Herhangi bir idari karar bulunmaksızın Sağlık Bakanlığı ve ilgili kamu kurum ve kuruluşlarının tavsiye niteliğindeki kararlara uyarak işverenin işyerini geçici olarak kapatması halinde; işverenin işçilere ücret ödeme borcu devam eder. Zira işveren zorlayıcı neden bulunmaksızın kendi inisiyatifi ile iş yerini kapatmıştır. Yalnızca fiilen çalışmaya bağlı olarak hak kazanılan prim yol yemek gibi yan giderleri ödeme zorunluluğu ortadan kalkar.
Sokağa çıkması devlet tarafından yasaklanan altmış beş yaş üstü- yirmi yaş altı bireyler ve yaş ayırt edilmeksizin kronik hastalığı bulunan bireyler için, 1 haftalık sürenin dolmasının akabinde, zorlayıcı sebep oluşacak ve iş sözleşmesi askıda kalacak, ücret ödeme ve iş görme yükümlülükleri askı hâli nedeniyle karşılıklı olarak geçici bir süre için duracaktır. Yine aynı şekilde hükümet tarafından geçici süreyle faaliyet dışı bırakılarak kuaförler, lokantalar, eğlence yerleri vb iş yerlerinde çalışan işçiler için de aynı durum geçerlidir.
Bunun yanında iş sözleşmelerini devam ettirmek isteyen, ancak bu isteğini salgın hastalığın ekonomi üzerindeki olumsuz etkilerinden asgari düzeyde etkilenerek gerçekleştirmek isteyen işverenler İş Kanunu çerçevesinde çözüm yolları aramaya başlamıştır. Bu bağlamda işçilerin henüz kullanmadıkları birikmiş yıllık ücretli izinlerinin kullandırılması bir çözüm yöntemi olarak karşımıza çıkmaktadır. İşveren yönetim hakkı kapsamında yıllık iznin kullandırılacağı zaman üzerinde tasarrufta bulunabilecektir.
Yıllık ücretli iznin kullandırılması dışında zorlayıcı sebep nedeniyle ücretsiz izne çıkarma seçeneği de gündeme gelmektedir. Öncelikli belirtmek gerekir ki İş Hukukunda ücretli izin esas, ücretsiz izin istisnadır. Ücretsiz izinde iş sözleşmesi askıda sayılır ve bu süre zarfında işçi iş görme, işveren de ücret ödeme borcunu yerine getirmez. Ücretsiz izin teklifi işverenden gelmişse bu durum çalışma koşullarında esaslı değişiklik sayılacağından, İş Kanunun 22. maddesi uyarınca işverenin ücretsiz izin teklifini işçiye yazılı olarak bildirmesi, işçinin de bu teklifi altı iş günü içinde yazılı olarak kabul etmesi gerekir.

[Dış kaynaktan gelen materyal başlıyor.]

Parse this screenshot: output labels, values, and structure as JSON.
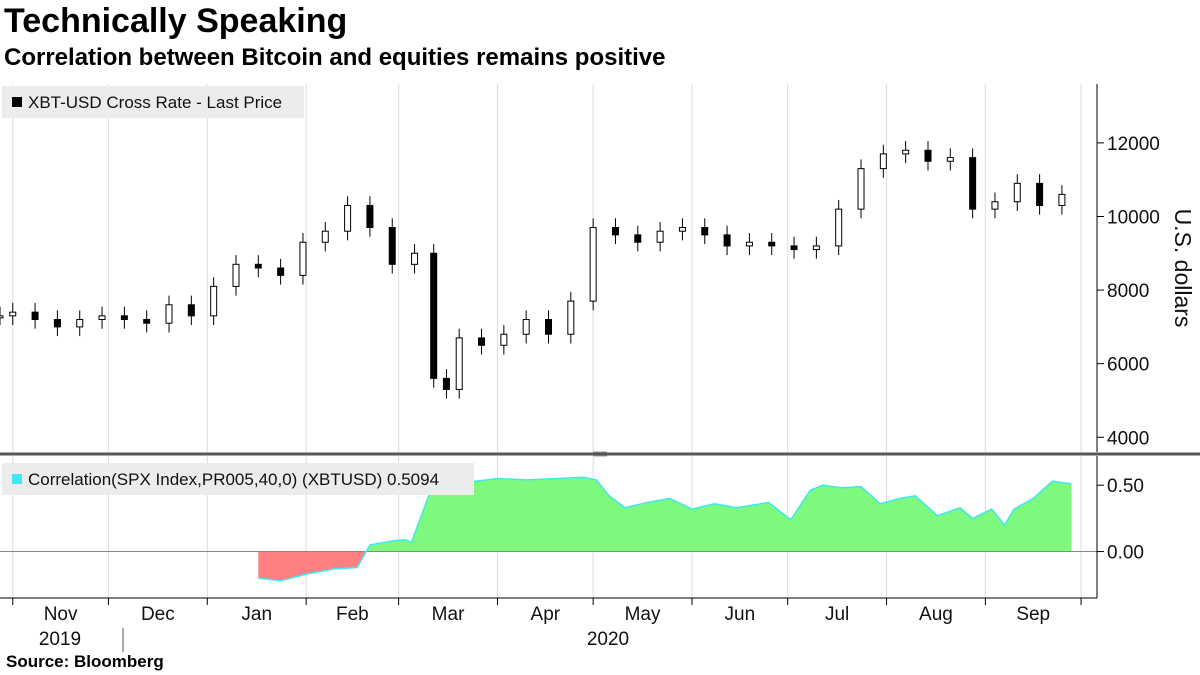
{
  "header": {
    "title": "Technically Speaking",
    "subtitle": "Correlation between Bitcoin and equities remains positive"
  },
  "footer": {
    "source": "Source: Bloomberg"
  },
  "colors": {
    "candle": "#000000",
    "positive_fill": "#7dfa7d",
    "negative_fill": "#ff8080",
    "correlation_line": "#3fe8f0",
    "grid": "#dddddd",
    "axis": "#000000"
  },
  "chart_data": [
    {
      "type": "candlestick",
      "legend": "XBT-USD Cross Rate - Last Price",
      "ylabel": "U.S. dollars",
      "ylim": [
        3600,
        13600
      ],
      "yticks": [
        4000,
        6000,
        8000,
        10000,
        12000
      ],
      "ytick_labels": [
        "4000",
        "6000",
        "8000",
        "10000",
        "12000"
      ],
      "grid": "vertical at month boundaries",
      "x": [
        "2019-10-28",
        "2019-11-01",
        "2019-11-08",
        "2019-11-15",
        "2019-11-22",
        "2019-11-29",
        "2019-12-06",
        "2019-12-13",
        "2019-12-20",
        "2019-12-27",
        "2020-01-03",
        "2020-01-10",
        "2020-01-17",
        "2020-01-24",
        "2020-01-31",
        "2020-02-07",
        "2020-02-14",
        "2020-02-21",
        "2020-02-28",
        "2020-03-06",
        "2020-03-12",
        "2020-03-16",
        "2020-03-20",
        "2020-03-27",
        "2020-04-03",
        "2020-04-10",
        "2020-04-17",
        "2020-04-24",
        "2020-05-01",
        "2020-05-08",
        "2020-05-15",
        "2020-05-22",
        "2020-05-29",
        "2020-06-05",
        "2020-06-12",
        "2020-06-19",
        "2020-06-26",
        "2020-07-03",
        "2020-07-10",
        "2020-07-17",
        "2020-07-24",
        "2020-07-31",
        "2020-08-07",
        "2020-08-14",
        "2020-08-21",
        "2020-08-28",
        "2020-09-04",
        "2020-09-11",
        "2020-09-18",
        "2020-09-25"
      ],
      "close": [
        7300,
        7400,
        7200,
        7000,
        7200,
        7300,
        7200,
        7100,
        7600,
        7300,
        8100,
        8700,
        8600,
        8400,
        9300,
        9600,
        10300,
        9700,
        8700,
        9000,
        5600,
        5300,
        6700,
        6500,
        6800,
        7200,
        6800,
        7700,
        9700,
        9500,
        9300,
        9600,
        9700,
        9500,
        9200,
        9300,
        9200,
        9100,
        9200,
        10200,
        11300,
        11700,
        11800,
        11500,
        11600,
        10200,
        10400,
        10900,
        10300,
        10600
      ]
    },
    {
      "type": "area",
      "legend": "Correlation(SPX Index,PR005,40,0) (XBTUSD) 0.5094",
      "ylim": [
        -0.35,
        0.72
      ],
      "yticks": [
        0.0,
        0.5
      ],
      "ytick_labels": [
        "0.00",
        "0.50"
      ],
      "x": [
        "2020-01-17",
        "2020-01-24",
        "2020-02-01",
        "2020-02-10",
        "2020-02-17",
        "2020-02-21",
        "2020-02-28",
        "2020-03-03",
        "2020-03-05",
        "2020-03-12",
        "2020-03-18",
        "2020-03-25",
        "2020-04-01",
        "2020-04-10",
        "2020-04-20",
        "2020-04-28",
        "2020-05-02",
        "2020-05-06",
        "2020-05-11",
        "2020-05-18",
        "2020-05-25",
        "2020-06-01",
        "2020-06-08",
        "2020-06-15",
        "2020-06-25",
        "2020-07-02",
        "2020-07-08",
        "2020-07-12",
        "2020-07-18",
        "2020-07-24",
        "2020-07-30",
        "2020-08-05",
        "2020-08-10",
        "2020-08-17",
        "2020-08-24",
        "2020-08-28",
        "2020-09-03",
        "2020-09-07",
        "2020-09-10",
        "2020-09-16",
        "2020-09-22",
        "2020-09-28"
      ],
      "values": [
        -0.2,
        -0.22,
        -0.17,
        -0.13,
        -0.12,
        0.05,
        0.08,
        0.09,
        0.07,
        0.52,
        0.54,
        0.53,
        0.55,
        0.54,
        0.55,
        0.56,
        0.54,
        0.42,
        0.33,
        0.37,
        0.4,
        0.32,
        0.36,
        0.33,
        0.37,
        0.24,
        0.46,
        0.5,
        0.48,
        0.49,
        0.36,
        0.4,
        0.42,
        0.27,
        0.33,
        0.25,
        0.32,
        0.2,
        0.32,
        0.4,
        0.53,
        0.51
      ]
    }
  ],
  "x_axis": {
    "month_labels": [
      "Nov",
      "Dec",
      "Jan",
      "Feb",
      "Mar",
      "Apr",
      "May",
      "Jun",
      "Jul",
      "Aug",
      "Sep"
    ],
    "year_labels": [
      "2019",
      "2020"
    ]
  }
}
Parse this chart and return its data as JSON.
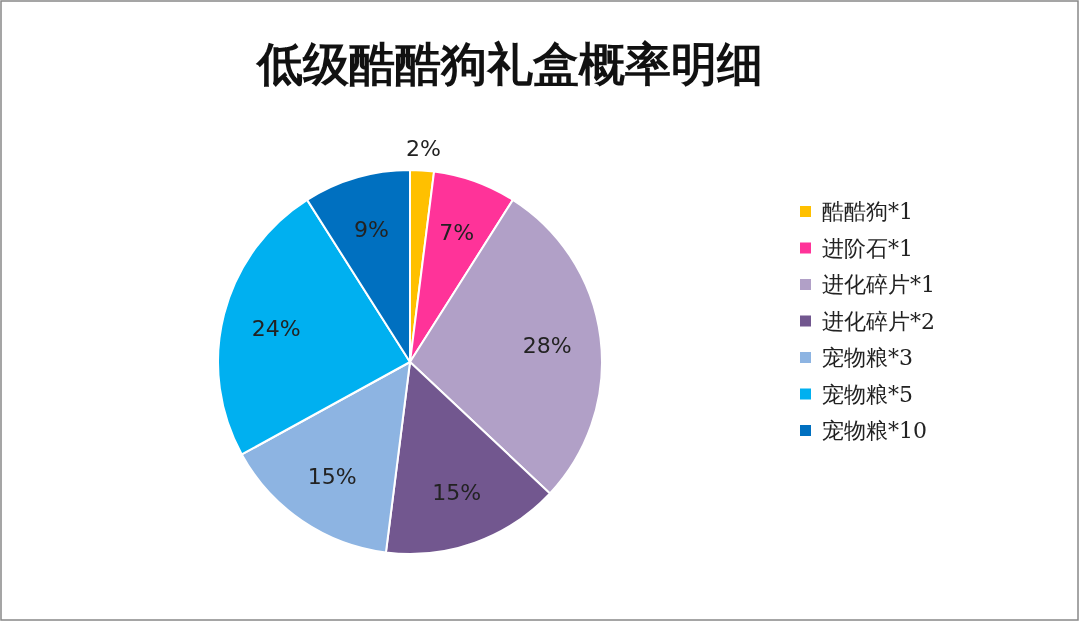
{
  "chart_data": {
    "type": "pie",
    "title": "低级酷酷狗礼盒概率明细",
    "categories": [
      "酷酷狗*1",
      "进阶石*1",
      "进化碎片*1",
      "进化碎片*2",
      "宠物粮*3",
      "宠物粮*5",
      "宠物粮*10"
    ],
    "values": [
      2,
      7,
      28,
      15,
      15,
      24,
      9
    ],
    "value_labels": [
      "2%",
      "7%",
      "28%",
      "15%",
      "15%",
      "24%",
      "9%"
    ],
    "colors": [
      "#ffc000",
      "#ff3399",
      "#b1a0c7",
      "#72578f",
      "#8db4e2",
      "#00b0f0",
      "#0070c0"
    ],
    "legend": "right"
  }
}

Dolayısıyla işçi kabul etmediği sürece işveren tek taraflı olarak işçiyi ücretsiz izne ayıramaz. İşçinin kabul etmediği halde işveren tarafından ücretsiz izne çıkartıldığı durumlar işçi açısından haklı fesih sebebi sayılır. Ücretsiz izne ayrılan işçi bu süre zarfında işsizlik ödeneği veya kısa çalışma ödeneği de alamamaktadır. Taraflarca bu askı durumu bir süreye bağlanmamış yahut bağlanmış süre geçici makul süreyi aşıyorsa, işçiler makul bir süre bekledikten sonra sürenin sonunda iş akitlerini haklı olarak feshedip tüm işçilik alacaklarını talep edebilecektir.